Corporations Are Feeding the Ducks but Investors Still Have the Cash

There are near-record amounts of cash ready to be deployed into markets...and corporations are doing their best to drain it.
Investors have a near-record amount of cash ready to invest in stocks (or whatever else), a bullish indication of "cash on the sidelines" as deceptive as that clichè is. According to the Investment Company Institute, investors hold more than $4.5 trillion (with a "t") in money market funds.
And yet corporations are issuing a record amount of stock, a bearish indication of supply and smart-money selling pressure. Bloomberg data shows that U.S. corporations have issued more than $450 billion in stock via IPOs, secondary, and additional offerings over the past 52 weeks.
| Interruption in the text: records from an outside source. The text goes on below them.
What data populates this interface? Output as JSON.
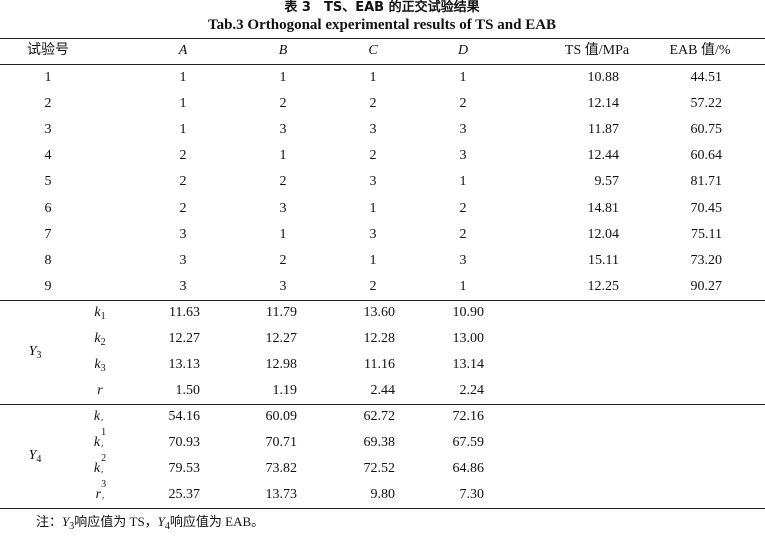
{
  "title_cn": "表 3　TS、EAB 的正交试验结果",
  "title_en": "Tab.3 Orthogonal experimental results of TS and EAB",
  "headers": [
    "试验号",
    "A",
    "B",
    "C",
    "D",
    "TS 值/MPa",
    "EAB 值/%"
  ],
  "rows": [
    [
      "1",
      "1",
      "1",
      "1",
      "1",
      "10.88",
      "44.51"
    ],
    [
      "2",
      "1",
      "2",
      "2",
      "2",
      "12.14",
      "57.22"
    ],
    [
      "3",
      "1",
      "3",
      "3",
      "3",
      "11.87",
      "60.75"
    ],
    [
      "4",
      "2",
      "1",
      "2",
      "3",
      "12.44",
      "60.64"
    ],
    [
      "5",
      "2",
      "2",
      "3",
      "1",
      "9.57",
      "81.71"
    ],
    [
      "6",
      "2",
      "3",
      "1",
      "2",
      "14.81",
      "70.45"
    ],
    [
      "7",
      "3",
      "1",
      "3",
      "2",
      "12.04",
      "75.11"
    ],
    [
      "8",
      "3",
      "2",
      "1",
      "3",
      "15.11",
      "73.20"
    ],
    [
      "9",
      "3",
      "3",
      "2",
      "1",
      "12.25",
      "90.27"
    ]
  ],
  "groups": [
    {
      "name": "Y",
      "sub": "3",
      "stats": [
        {
          "base": "k",
          "sub": "1",
          "prime": "",
          "values": [
            "11.63",
            "11.79",
            "13.60",
            "10.90"
          ]
        },
        {
          "base": "k",
          "sub": "2",
          "prime": "",
          "values": [
            "12.27",
            "12.27",
            "12.28",
            "13.00"
          ]
        },
        {
          "base": "k",
          "sub": "3",
          "prime": "",
          "values": [
            "13.13",
            "12.98",
            "11.16",
            "13.14"
          ]
        },
        {
          "base": "r",
          "sub": "",
          "prime": "",
          "values": [
            "1.50",
            "1.19",
            "2.44",
            "2.24"
          ]
        }
      ]
    },
    {
      "name": "Y",
      "sub": "4",
      "stats": [
        {
          "base": "k",
          "sub": "1",
          "prime": "′",
          "values": [
            "54.16",
            "60.09",
            "62.72",
            "72.16"
          ]
        },
        {
          "base": "k",
          "sub": "2",
          "prime": "′",
          "values": [
            "70.93",
            "70.71",
            "69.38",
            "67.59"
          ]
        },
        {
          "base": "k",
          "sub": "3",
          "prime": "′",
          "values": [
            "79.53",
            "73.82",
            "72.52",
            "64.86"
          ]
        },
        {
          "base": "r",
          "sub": "",
          "prime": "′",
          "values": [
            "25.37",
            "13.73",
            "9.80",
            "7.30"
          ]
        }
      ]
    }
  ],
  "note": {
    "prefix": "注：",
    "y3": "Y",
    "y3sub": "3",
    "t1": "响应值为 TS，",
    "y4": "Y",
    "y4sub": "4",
    "t2": "响应值为 EAB。"
  }
}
Bullish investors will give more credence to the former; bearish investors the latter. There is little question that both are factual, and it's a relatively unusual situation. Usually, when corporations are issuing boatloads of stock, investors have small cash reserves and vice-versa; when corporations can't issue shares due to lack of demand, investors are usually hoarding cash at the time.
It's rare to see such high levels at the same time. If we look at a ratio of the two, then things become a bit clearer. The chart below shows the ratio of money market assets to a rolling 52-week sum of corporate issuance. The higher the ratio, the more cash that investors have relative to the supply of shares.
During the pandemic panic, the ratio neared 30 and was the highest in 30 years. In other words, there was 28 times more cash available than shares offered in supply. There are ways to quibble with the technicals, but it's simply meant as a reflection of sentiment.
Over the past year, the ratio has declined steadily as supply ramped up. Corporations are "feeding the ducks," as the saying goes. Even though money market assets haven't been drained much, the skyrocketing supply has caused the ratio to drop below 10 for the first time since the year 2000.
That sounds ominous, but to be fair, the ratio was below 10 for much of the late 1990s as stocks were soaring. So relying on this as a timing mechanism is dubious at best. It would best be used (as many sentiment indicators are) during times of duress when the ratio reaches 25 or more.
Over the past decade, when this ratio dropped close to 10, stocks entered a digestion phase, though it took a long while in 2014-15. We'd place more weight on that than the mid-1990s when it had no impact, simply because we tend to give more credence to recent signals due to changes in market structure, etc. Again, this can't be used very well for timing; it's more of an environmental yellow flag.